I have application that uses a lot of textures here (lets say, way more even Quadro k6000 can handle).

Right now I am doing the following - I transfer texture tiles (as much as I can), I run the app, mark the ones that a missing, transfer some results from the GPU to the CPU, load manually the tiles I need, and bring them back to the GPU (don’t worry about the performance, it is fine). Of course, I am having tons of issues with that.

Is there a way, I can force CUDA to do that for me ? I can use plain arrays too (not necessary textures).

Ideally, I would like to do the following :

  1. Give the CUDA API a massive amount of memory.
  2. Use this memory on the GPU. When CUDA driver see memory that is not present, block everything, remove some of the already transferred and continue.

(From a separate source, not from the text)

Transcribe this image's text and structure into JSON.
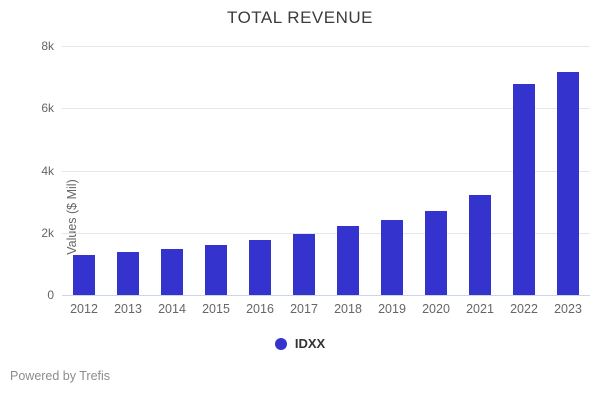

I haven’t found such stuff. If there is any, please share a link with a documentation.


What do You mean by “memory […] is not present”?

I want to ask if this is possible :

  1. On the CPU, I want to tell CUDA : Load “lazy” these 10 gigs of mem. Transfer as much of it as you want to the GPU.

  2. On the GPU : I am randomly accessing memory on the GPU. If it is not transferred yet (aka not present), block everything, remove some of the already transferred and instead of it, get the one I requested.

I hope this makes it more clear.

As far as I know the only way to do something such as that is to do it yourself. Zero-Copy which is the closest thing I can think of that CUDA provides requires page-locked memory of which trying to allocate 10 gigs could be dangerous, and depending on what you are doing with it could have huge performance implications (it is comparatively glacial compared to on-board memory).

One of my bits of software has a similar problem. X number of images of a fixed size but only Y fit on the GPU, so I have to do some manual paging. It is not a difficult task if your problem is iterative in nature.

Check whether next image is on GPU (device pointer being NULL in my case).
If it is, continue, else clear an existing one from the pool at random (or FIFO queue or whatever other method). This is simply setting the pointer on the old image to NULL, but keeping the memory allocated.
cudaMemcpy the next image into the newly available slot.
Do iteration.

In some cases you can even hide the copying across of data by exploiting concurrent kernel execution and copy.


Hi Tiomat,
Thanks for the answer.

I am already doing the manual paging and so on and am using the page-locked memory for some stuffs, I just thought there could be something else that I am missing, since it sounds like a common feature to have (and thus I am spending hours of implementing already implemented stuff).